Authors
Jennifer
McLain
,
Department of Plant Pathology, University of California, Riverside 92521
;
Steven
Castle
,
USDA-ARS, Phoenix, AZ
;
Gerald
Holmes
,
Department of Plant Pathology, North Carolina State University, Raleigh
; and
Rebecca
Creamer
,
Department of Plant Pathology, University of California, Riverside 92521
ABSTRACT
Lettuce chlorosis virus (LCV) was purified and partially characterized, and polyclonal antisera were produced and used to assess disease in the field. The antisera reliably detected LCV by indirect enzyme-linked immunosorbent assay (ELISA) in Nicotiana benthamiana. In Western blots, the LCV antisera distinguished between LCV and lettuce infectious yellows virus (LIYV)-infected plants.

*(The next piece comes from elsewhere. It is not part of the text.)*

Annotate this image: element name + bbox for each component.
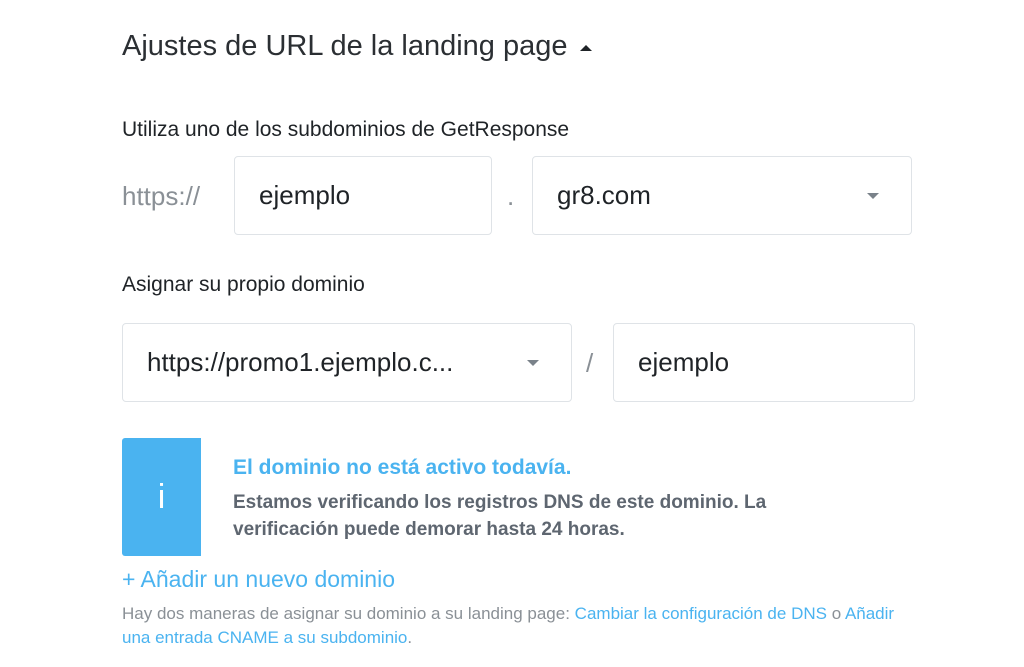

LCV particle lengths in partially purified preparations, as observed by transmission electron microscopy, were variable, with the majority between 750 and 950 nm long. A single, high molecular weight dsRNA and several lower molecular weight dsRNAs were isolated from LCV-infected N. benthamiana. A single RNA isolated from purified virion preparations was estimated to be 8,625 nucleotides long and was suspected to be the genomic RNA of LCV. LCV was present in experimental field plots in Holtville, California, during the lettuce growing seasons of 1995 to 1997. The percentage of symptomatic plants and yield of lettuce heads treated with insecticide, as well as dsRNA and ELISA reactions for the plots, are reported. A dsRNA consistent in size with LCV was isolated from four weed species in the Imperial Valley of California.